4. the convolutional neural network-based 360-degree image salient object detection method as claimed in claim 1, wherein the image data input by the feature pyramid network comprises an equidistant 360-degree image and a cubic projection image, and the equidistant 360-degree image and the cubic projection image corresponding to the equidistant 360-degree image form an image sample.

5. The 360-degree image salient object detection method based on the convolutional neural network as claimed in claim 4, wherein the method for constructing the feature pyramid network is as follows: FPN is adopted as a backbone network, wherein a bottom-up path is built based on Resnet-50.
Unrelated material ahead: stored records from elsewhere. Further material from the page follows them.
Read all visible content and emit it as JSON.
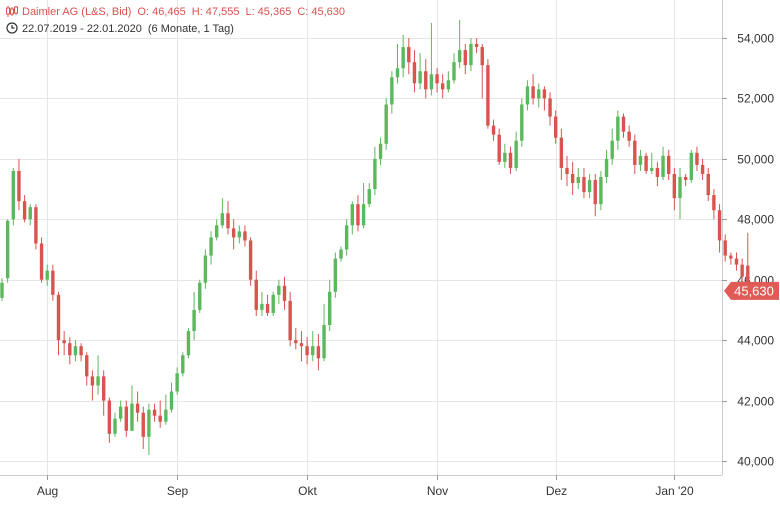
{
  "header": {
    "instrument": "Daimler AG (L&S, Bid)",
    "open": "O: 46,465",
    "high": "H: 47,555",
    "low": "L: 45,365",
    "close": "C: 45,630",
    "range": "22.07.2019 - 22.01.2020",
    "period": "(6 Monate, 1 Tag)"
  },
  "colors": {
    "up": "#5cb85c",
    "down": "#d9534f",
    "grid": "#e6e6e6",
    "axis_text": "#333333",
    "last_price_bg": "#e05a56"
  },
  "icons": {
    "chart_type": "candlestick-icon",
    "range": "clock-icon"
  },
  "chart_data": {
    "type": "candlestick",
    "title": "Daimler AG (L&S, Bid)",
    "xlabel": "",
    "ylabel": "",
    "ylim": [
      39500,
      54800
    ],
    "y_axis_position": "right",
    "grid": true,
    "y_ticks": [
      40000,
      42000,
      44000,
      46000,
      48000,
      50000,
      52000,
      54000
    ],
    "y_tick_labels": [
      "40,000",
      "42,000",
      "44,000",
      "46,000",
      "48,000",
      "50,000",
      "52,000",
      "54,000"
    ],
    "x_month_labels": [
      {
        "label": "Aug",
        "index": 8
      },
      {
        "label": "Sep",
        "index": 31
      },
      {
        "label": "Okt",
        "index": 54
      },
      {
        "label": "Nov",
        "index": 77
      },
      {
        "label": "Dez",
        "index": 98
      },
      {
        "label": "Jan '20",
        "index": 119
      }
    ],
    "last_price": 45630,
    "last_price_label": "45,630",
    "candles": [
      [
        45400,
        45900,
        45300,
        46050
      ],
      [
        46050,
        47950,
        45900,
        48000
      ],
      [
        48000,
        49600,
        47800,
        49700
      ],
      [
        49600,
        48600,
        48300,
        50000
      ],
      [
        48600,
        48000,
        47900,
        48800
      ],
      [
        48000,
        48400,
        47800,
        48500
      ],
      [
        48400,
        47200,
        47000,
        48500
      ],
      [
        47200,
        46000,
        45900,
        47400
      ],
      [
        46000,
        46300,
        45800,
        46500
      ],
      [
        46300,
        45500,
        45300,
        46500
      ],
      [
        45500,
        44000,
        43500,
        45600
      ],
      [
        44000,
        43900,
        43500,
        44300
      ],
      [
        43900,
        43500,
        43200,
        44100
      ],
      [
        43500,
        43800,
        43300,
        44000
      ],
      [
        43800,
        43500,
        43300,
        43900
      ],
      [
        43500,
        42800,
        42500,
        43600
      ],
      [
        42800,
        42500,
        42000,
        43000
      ],
      [
        42500,
        42800,
        42200,
        43500
      ],
      [
        42800,
        42000,
        41500,
        43000
      ],
      [
        42000,
        40900,
        40600,
        42100
      ],
      [
        40900,
        41400,
        40800,
        41600
      ],
      [
        41400,
        41800,
        41300,
        42000
      ],
      [
        41800,
        41000,
        40800,
        42000
      ],
      [
        41000,
        41900,
        41000,
        42500
      ],
      [
        41900,
        41600,
        41300,
        42300
      ],
      [
        41600,
        40800,
        40400,
        41800
      ],
      [
        40800,
        41700,
        40200,
        41900
      ],
      [
        41700,
        41500,
        41300,
        41900
      ],
      [
        41500,
        41300,
        41100,
        42000
      ],
      [
        41300,
        41700,
        41200,
        42200
      ],
      [
        41700,
        42300,
        41600,
        42600
      ],
      [
        42300,
        42900,
        42200,
        43100
      ],
      [
        42900,
        43500,
        42800,
        43600
      ],
      [
        43500,
        44300,
        43400,
        44400
      ],
      [
        44300,
        45000,
        44000,
        45600
      ],
      [
        45000,
        45900,
        44900,
        46000
      ],
      [
        45900,
        46800,
        45700,
        47000
      ],
      [
        46800,
        47400,
        46500,
        47600
      ],
      [
        47400,
        47800,
        47300,
        48000
      ],
      [
        47800,
        48200,
        47700,
        48700
      ],
      [
        48200,
        47700,
        47500,
        48600
      ],
      [
        47700,
        47400,
        47000,
        48000
      ],
      [
        47400,
        47600,
        47200,
        47800
      ],
      [
        47600,
        47300,
        47100,
        47800
      ],
      [
        47300,
        46000,
        45800,
        47400
      ],
      [
        46000,
        45000,
        44800,
        46300
      ],
      [
        45000,
        45200,
        44800,
        45600
      ],
      [
        45200,
        44900,
        44800,
        45500
      ],
      [
        44900,
        45500,
        44800,
        45600
      ],
      [
        45500,
        45800,
        45200,
        46000
      ],
      [
        45800,
        45300,
        45000,
        46100
      ],
      [
        45300,
        44000,
        43800,
        45600
      ],
      [
        44000,
        43900,
        43700,
        44400
      ],
      [
        43900,
        43800,
        43300,
        44300
      ],
      [
        43800,
        43500,
        43200,
        44100
      ],
      [
        43500,
        43800,
        43300,
        44300
      ],
      [
        43800,
        43400,
        43000,
        44200
      ],
      [
        43400,
        44500,
        43300,
        45200
      ],
      [
        44500,
        45600,
        44300,
        46000
      ],
      [
        45600,
        46700,
        45400,
        46900
      ],
      [
        46700,
        47000,
        46600,
        47100
      ],
      [
        47000,
        47800,
        46800,
        48000
      ],
      [
        47800,
        48500,
        47500,
        48600
      ],
      [
        48500,
        47800,
        47600,
        48800
      ],
      [
        47800,
        48500,
        47700,
        49200
      ],
      [
        48500,
        49000,
        48400,
        49200
      ],
      [
        49000,
        50000,
        48800,
        50400
      ],
      [
        50000,
        50500,
        49800,
        50700
      ],
      [
        50500,
        51800,
        50300,
        52000
      ],
      [
        51800,
        52700,
        51500,
        52900
      ],
      [
        52700,
        53000,
        52500,
        53800
      ],
      [
        53000,
        53700,
        52700,
        54100
      ],
      [
        53700,
        53200,
        52800,
        54000
      ],
      [
        53200,
        52500,
        52200,
        53600
      ],
      [
        52500,
        52900,
        52300,
        53500
      ],
      [
        52900,
        52300,
        52000,
        53300
      ],
      [
        52300,
        52800,
        52100,
        54500
      ],
      [
        52800,
        52500,
        52200,
        53000
      ],
      [
        52500,
        52300,
        52000,
        52800
      ],
      [
        52300,
        52600,
        52200,
        52900
      ],
      [
        52600,
        53200,
        52500,
        53500
      ],
      [
        53200,
        53600,
        53000,
        54600
      ],
      [
        53600,
        53100,
        52800,
        53800
      ],
      [
        53100,
        53800,
        52900,
        54000
      ],
      [
        53800,
        53700,
        53500,
        54000
      ],
      [
        53700,
        53100,
        52000,
        53800
      ],
      [
        53100,
        51100,
        51000,
        53300
      ],
      [
        51100,
        50800,
        50600,
        51300
      ],
      [
        50800,
        49900,
        49800,
        51000
      ],
      [
        49900,
        50200,
        49700,
        50500
      ],
      [
        50200,
        49700,
        49500,
        50400
      ],
      [
        49700,
        50600,
        49600,
        50900
      ],
      [
        50600,
        51800,
        50400,
        52000
      ],
      [
        51800,
        52400,
        51600,
        52600
      ],
      [
        52400,
        52000,
        51800,
        52800
      ],
      [
        52000,
        52300,
        51700,
        52500
      ],
      [
        52300,
        52000,
        51600,
        52400
      ],
      [
        52000,
        51400,
        51100,
        52200
      ],
      [
        51400,
        50700,
        50500,
        51600
      ],
      [
        50700,
        49700,
        49300,
        51000
      ],
      [
        49700,
        49500,
        49100,
        50100
      ],
      [
        49500,
        49200,
        48800,
        49900
      ],
      [
        49200,
        49400,
        49000,
        49700
      ],
      [
        49400,
        48900,
        48700,
        49700
      ],
      [
        48900,
        49300,
        48700,
        49500
      ],
      [
        49300,
        48500,
        48100,
        49500
      ],
      [
        48500,
        49400,
        48300,
        49600
      ],
      [
        49400,
        50000,
        49200,
        50300
      ],
      [
        50000,
        50600,
        49800,
        51000
      ],
      [
        50600,
        51400,
        50300,
        51600
      ],
      [
        51400,
        50900,
        50700,
        51500
      ],
      [
        50900,
        50600,
        50400,
        51100
      ],
      [
        50600,
        49800,
        49500,
        50800
      ],
      [
        49800,
        50100,
        49600,
        50300
      ],
      [
        50100,
        49600,
        49500,
        50200
      ],
      [
        49600,
        49700,
        49500,
        50200
      ],
      [
        49700,
        49400,
        49100,
        49900
      ],
      [
        49400,
        50100,
        49300,
        50400
      ],
      [
        50100,
        49500,
        49300,
        50300
      ],
      [
        49500,
        48700,
        48300,
        49700
      ],
      [
        48700,
        49400,
        48000,
        49700
      ],
      [
        49400,
        49300,
        49100,
        49500
      ],
      [
        49300,
        50200,
        49200,
        50300
      ],
      [
        50200,
        49800,
        49600,
        50400
      ],
      [
        49800,
        49500,
        49300,
        50000
      ],
      [
        49500,
        48800,
        48600,
        49700
      ],
      [
        48800,
        48300,
        48000,
        49000
      ],
      [
        48300,
        47300,
        46900,
        48500
      ],
      [
        47300,
        46800,
        46600,
        47500
      ],
      [
        46800,
        46700,
        46500,
        46900
      ],
      [
        46700,
        46500,
        46300,
        46900
      ],
      [
        46500,
        46100,
        45900,
        46700
      ],
      [
        46465,
        45630,
        45365,
        47555
      ]
    ]
  }
}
6. The method for detecting the salient object in the 360-degree image based on the convolutional neural network as claimed in claim 5, wherein in step S2, the feature extraction method is as follows:

7. The convolutional neural network-based 360-degree image salient object detection method of claim 1, wherein in the step S3, a set of four groups of features is output through four identical feature aggregation modules.

8. The convolutional neural network-based 360-degree image salient object detection method as claimed in claim 6, wherein the feature transformation sub-module is used for transforming: and converting the 6 cube projection features into isometric projection features by using the mapping relation between the cube projection features and the isometric image features.

9. The convolutional neural network-based 360-degree image salient object detection method as claimed in claim 8, wherein the optimization method of the hole convolutional pooling pyramid sub-module is as follows: the method comprises the following steps of performing convolution parallel sampling on given input holes with different sampling rates, splicing obtained results together, expanding the number of channels, reducing the number of channels to an expected value through convolution with 1 x 1, which is equivalent to capturing the context of an image in a plurality of proportions.